Two days before sweet baby Kiley was born, my grandma passed away suddenly and completely unexpectedly.
In an instant, it felt like my heart shattered into a million pieces.
Carol Edith Getchman
December 9, 1936 — February 8, 2017
We spend our entire lives preparing ourselves for the loss of our grandparents, but Grandma was absolutely the last person I had considered losing. Frankly, I thought she was far too stubborn to die.
Now it is difficult for me to even begin to describe how heartbroken I feel over the loss of this amazing, strong, kind, selfless, and sometimes cantankerous woman. My soul aches with the knowledge that I will never see her again, and my life will always have a gaping hole without her presence, which has been a constant since the day I was born.
Grandma recently turned 80 years old. Her birthday was the day before mine, and we had a little family celebration together almost every year.
She was born in St. Louis and lived in many places throughout her father's military service, including the Philippines. She met my grandpa in high school. They married in 1955 and remained together happily for more than 61 years.
Grandma was passionate about her community. She was one of the founding members of the North Thurston Faculty Wives in the late 1950s and worked as a volunteer in the gift shop at St. Peter Hospital for many years. She was active in the Friends of the Lacey Library, the Salvation Army Women's Auxiliary, the Priory Knitters and Spinners Club, and in her church. She also enjoyed visiting inmates at Washington State Corrections facilities with her faith community. She was never afraid to ask the hard questions, even when it got her kicked out of Bible Study.

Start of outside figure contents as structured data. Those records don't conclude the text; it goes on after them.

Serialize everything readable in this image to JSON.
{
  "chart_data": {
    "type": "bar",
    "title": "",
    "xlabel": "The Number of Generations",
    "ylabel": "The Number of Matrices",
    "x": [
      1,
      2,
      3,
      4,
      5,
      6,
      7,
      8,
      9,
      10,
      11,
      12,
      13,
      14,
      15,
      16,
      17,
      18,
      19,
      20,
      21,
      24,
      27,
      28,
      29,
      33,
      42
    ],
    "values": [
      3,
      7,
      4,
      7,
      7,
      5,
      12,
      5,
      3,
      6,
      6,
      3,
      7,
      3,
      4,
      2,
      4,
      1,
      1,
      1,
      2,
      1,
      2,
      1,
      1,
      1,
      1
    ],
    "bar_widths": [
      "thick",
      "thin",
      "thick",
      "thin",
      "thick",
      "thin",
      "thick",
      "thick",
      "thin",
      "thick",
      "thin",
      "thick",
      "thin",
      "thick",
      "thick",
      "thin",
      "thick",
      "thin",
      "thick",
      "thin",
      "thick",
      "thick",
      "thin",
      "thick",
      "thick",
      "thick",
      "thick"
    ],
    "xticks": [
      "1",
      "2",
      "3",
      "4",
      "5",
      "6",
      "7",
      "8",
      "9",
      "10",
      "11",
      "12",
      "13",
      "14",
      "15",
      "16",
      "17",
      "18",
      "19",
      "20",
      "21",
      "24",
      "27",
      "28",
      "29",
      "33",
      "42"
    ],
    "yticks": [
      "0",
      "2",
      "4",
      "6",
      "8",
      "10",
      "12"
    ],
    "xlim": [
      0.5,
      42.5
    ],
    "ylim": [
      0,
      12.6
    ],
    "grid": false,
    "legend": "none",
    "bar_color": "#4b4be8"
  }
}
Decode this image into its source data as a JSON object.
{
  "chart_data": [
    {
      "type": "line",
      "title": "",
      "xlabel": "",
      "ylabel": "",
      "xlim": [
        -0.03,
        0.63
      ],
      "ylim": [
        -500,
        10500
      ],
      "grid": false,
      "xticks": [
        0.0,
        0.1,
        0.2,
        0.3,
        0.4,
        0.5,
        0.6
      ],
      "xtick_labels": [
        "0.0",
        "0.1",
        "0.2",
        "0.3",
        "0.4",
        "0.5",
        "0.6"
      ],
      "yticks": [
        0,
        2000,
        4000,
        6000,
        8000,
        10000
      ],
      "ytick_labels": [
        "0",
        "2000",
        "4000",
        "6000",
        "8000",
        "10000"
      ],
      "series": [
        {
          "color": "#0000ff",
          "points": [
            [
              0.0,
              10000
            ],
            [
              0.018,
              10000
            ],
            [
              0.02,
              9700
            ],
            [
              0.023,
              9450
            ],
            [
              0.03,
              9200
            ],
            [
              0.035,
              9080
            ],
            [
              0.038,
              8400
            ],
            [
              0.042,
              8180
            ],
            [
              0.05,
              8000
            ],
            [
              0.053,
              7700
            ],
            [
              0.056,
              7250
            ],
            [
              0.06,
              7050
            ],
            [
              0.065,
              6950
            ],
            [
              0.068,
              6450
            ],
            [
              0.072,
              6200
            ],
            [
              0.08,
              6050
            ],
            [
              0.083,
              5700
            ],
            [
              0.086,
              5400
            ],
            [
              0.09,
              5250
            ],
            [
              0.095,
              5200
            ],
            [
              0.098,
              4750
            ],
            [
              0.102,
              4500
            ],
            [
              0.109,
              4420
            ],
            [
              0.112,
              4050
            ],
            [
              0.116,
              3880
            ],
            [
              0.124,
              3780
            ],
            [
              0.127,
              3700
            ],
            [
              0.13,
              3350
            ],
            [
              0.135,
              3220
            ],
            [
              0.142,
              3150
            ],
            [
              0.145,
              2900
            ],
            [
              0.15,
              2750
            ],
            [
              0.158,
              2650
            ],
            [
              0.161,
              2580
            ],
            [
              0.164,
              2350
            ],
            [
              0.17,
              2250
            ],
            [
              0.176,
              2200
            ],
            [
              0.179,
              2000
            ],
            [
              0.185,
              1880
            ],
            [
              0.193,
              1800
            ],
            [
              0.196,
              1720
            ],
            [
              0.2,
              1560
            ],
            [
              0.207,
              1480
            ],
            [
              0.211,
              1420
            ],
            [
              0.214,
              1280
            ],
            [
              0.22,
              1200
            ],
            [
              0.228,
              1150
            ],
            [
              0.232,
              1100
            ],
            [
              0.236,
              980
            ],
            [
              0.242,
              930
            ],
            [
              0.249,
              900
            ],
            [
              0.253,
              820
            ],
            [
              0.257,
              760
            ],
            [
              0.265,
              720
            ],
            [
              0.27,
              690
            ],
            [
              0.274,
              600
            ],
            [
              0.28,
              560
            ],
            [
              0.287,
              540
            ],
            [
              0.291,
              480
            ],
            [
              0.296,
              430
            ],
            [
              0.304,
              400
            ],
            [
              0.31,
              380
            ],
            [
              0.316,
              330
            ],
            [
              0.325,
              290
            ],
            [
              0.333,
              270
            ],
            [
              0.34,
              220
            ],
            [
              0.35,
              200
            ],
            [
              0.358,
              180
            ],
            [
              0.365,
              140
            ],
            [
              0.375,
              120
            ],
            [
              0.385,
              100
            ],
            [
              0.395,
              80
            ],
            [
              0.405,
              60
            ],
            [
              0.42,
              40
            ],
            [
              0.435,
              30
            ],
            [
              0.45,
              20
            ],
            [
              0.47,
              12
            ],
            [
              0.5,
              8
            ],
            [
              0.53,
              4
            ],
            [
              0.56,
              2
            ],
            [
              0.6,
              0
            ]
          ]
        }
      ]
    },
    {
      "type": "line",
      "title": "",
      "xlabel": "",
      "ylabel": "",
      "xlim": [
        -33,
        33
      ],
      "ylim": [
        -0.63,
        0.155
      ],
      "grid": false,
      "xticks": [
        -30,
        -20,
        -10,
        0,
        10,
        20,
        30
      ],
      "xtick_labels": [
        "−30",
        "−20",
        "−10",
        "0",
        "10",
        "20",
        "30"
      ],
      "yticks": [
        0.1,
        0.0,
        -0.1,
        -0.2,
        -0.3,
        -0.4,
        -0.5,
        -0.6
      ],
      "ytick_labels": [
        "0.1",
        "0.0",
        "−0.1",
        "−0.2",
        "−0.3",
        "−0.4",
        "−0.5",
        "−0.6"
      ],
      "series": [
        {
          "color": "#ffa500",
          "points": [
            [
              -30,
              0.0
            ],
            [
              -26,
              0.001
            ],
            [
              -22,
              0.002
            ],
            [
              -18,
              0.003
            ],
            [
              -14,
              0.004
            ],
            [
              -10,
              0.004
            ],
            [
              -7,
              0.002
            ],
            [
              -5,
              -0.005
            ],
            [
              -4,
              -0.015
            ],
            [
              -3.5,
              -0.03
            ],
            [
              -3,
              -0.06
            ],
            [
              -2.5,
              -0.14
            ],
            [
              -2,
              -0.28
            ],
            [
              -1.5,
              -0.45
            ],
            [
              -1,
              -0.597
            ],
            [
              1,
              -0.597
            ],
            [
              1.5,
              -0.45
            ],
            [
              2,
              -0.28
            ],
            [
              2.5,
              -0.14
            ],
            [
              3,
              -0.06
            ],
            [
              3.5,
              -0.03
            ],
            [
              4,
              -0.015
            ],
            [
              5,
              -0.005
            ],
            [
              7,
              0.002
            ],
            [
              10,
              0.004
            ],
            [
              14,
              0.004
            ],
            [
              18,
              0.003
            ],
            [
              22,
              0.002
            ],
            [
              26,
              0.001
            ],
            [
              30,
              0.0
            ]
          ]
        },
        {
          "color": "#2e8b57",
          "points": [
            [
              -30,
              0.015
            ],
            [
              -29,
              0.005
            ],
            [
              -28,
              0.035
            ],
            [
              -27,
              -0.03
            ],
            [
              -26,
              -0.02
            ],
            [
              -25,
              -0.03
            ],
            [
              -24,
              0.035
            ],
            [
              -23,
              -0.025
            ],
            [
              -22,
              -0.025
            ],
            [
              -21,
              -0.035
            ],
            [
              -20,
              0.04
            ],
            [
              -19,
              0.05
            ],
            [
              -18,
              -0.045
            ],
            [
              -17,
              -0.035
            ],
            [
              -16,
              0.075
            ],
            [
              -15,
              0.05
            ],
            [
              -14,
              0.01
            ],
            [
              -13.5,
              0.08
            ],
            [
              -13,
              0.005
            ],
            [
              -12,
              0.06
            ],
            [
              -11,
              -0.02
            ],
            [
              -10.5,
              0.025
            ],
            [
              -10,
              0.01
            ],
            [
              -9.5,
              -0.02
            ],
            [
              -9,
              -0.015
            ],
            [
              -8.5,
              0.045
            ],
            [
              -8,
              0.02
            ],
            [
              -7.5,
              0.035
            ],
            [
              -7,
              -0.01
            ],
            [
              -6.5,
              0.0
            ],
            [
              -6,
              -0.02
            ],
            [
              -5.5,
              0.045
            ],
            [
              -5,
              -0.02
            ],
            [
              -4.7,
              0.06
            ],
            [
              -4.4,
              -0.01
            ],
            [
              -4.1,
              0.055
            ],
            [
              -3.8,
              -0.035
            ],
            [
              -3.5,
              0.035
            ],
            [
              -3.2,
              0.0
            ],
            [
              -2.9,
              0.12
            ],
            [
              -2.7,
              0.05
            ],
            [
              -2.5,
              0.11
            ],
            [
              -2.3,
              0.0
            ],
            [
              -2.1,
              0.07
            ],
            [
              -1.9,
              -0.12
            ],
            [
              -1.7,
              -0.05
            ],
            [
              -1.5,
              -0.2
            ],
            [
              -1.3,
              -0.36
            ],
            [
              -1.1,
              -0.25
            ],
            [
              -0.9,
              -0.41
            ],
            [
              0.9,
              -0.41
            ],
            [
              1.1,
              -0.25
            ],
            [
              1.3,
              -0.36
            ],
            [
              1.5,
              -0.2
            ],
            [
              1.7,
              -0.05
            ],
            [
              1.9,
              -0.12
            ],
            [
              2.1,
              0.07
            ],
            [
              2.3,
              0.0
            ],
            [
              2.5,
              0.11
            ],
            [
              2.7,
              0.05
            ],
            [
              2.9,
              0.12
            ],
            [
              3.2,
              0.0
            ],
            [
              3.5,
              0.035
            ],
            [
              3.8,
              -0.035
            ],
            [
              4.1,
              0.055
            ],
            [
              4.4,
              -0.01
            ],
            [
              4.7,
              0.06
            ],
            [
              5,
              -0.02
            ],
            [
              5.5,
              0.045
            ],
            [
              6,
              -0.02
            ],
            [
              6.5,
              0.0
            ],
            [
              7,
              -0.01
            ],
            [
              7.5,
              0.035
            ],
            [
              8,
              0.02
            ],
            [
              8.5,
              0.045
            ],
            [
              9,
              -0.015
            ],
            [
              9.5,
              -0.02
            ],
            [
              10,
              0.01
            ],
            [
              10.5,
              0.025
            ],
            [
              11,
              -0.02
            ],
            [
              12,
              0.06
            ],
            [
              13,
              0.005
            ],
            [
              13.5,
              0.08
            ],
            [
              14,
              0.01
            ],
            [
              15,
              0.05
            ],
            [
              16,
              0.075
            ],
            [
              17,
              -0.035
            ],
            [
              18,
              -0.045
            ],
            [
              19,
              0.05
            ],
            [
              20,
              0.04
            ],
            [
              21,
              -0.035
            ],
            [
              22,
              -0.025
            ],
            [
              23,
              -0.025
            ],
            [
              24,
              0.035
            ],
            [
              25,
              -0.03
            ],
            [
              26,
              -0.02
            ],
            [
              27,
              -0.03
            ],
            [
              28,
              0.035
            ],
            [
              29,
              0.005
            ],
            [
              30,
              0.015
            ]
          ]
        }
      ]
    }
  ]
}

For more than 35 years, she never missed attending a game or an activity for any of her grandchildren, and she usually arrived with some of her coveted baked goods in hand. Her cookie jar was always full, and she made amazing pies from blueberries and apples that we picked in the summer sun from her yard. She loved books (especially mysteries), tea, baking, koalas, and crafting (knitting, not crocheting, and counted cross stitch, not stamped). She loathed tattoos with such a vengeance that it frightened me into never getting one. She was always the perfect hostess and was a doting wife, mother, grandmother, and great grandmother. When she learned that someone liked something, she never forgot (and thus Stewart never spent a single holiday without Peeps for as long as he knew her).
I grew up in her arms, in her yard, in her living room, on her cooking, and in the warmth and reassurance of her unyielding love. She was there when I was born, and rushed to the hospital every subsequent time I ended up there throughout the years. I spent sick days home from school on her couch eating popsicles and jello. We spent evenings playing Monopoly and learning how to darn socks. She was there when I graduated, and when I got married.
I took her for granted, assuming she would be there forever.
I feel so fortunate that Ryder got to know and love her for a short while. And although I don't believe in heaven or an afterlife, a part of me hopes that I'm wrong, and perhaps there really is a place where we come from, and return to. And that maybe Kiley spent those two days before she was born cradled in her Great Grandma's loving arms.
Grandma, it was an honor and a privilege to know and love you.
"How lucky I am to have something that makes saying goodbye so hard."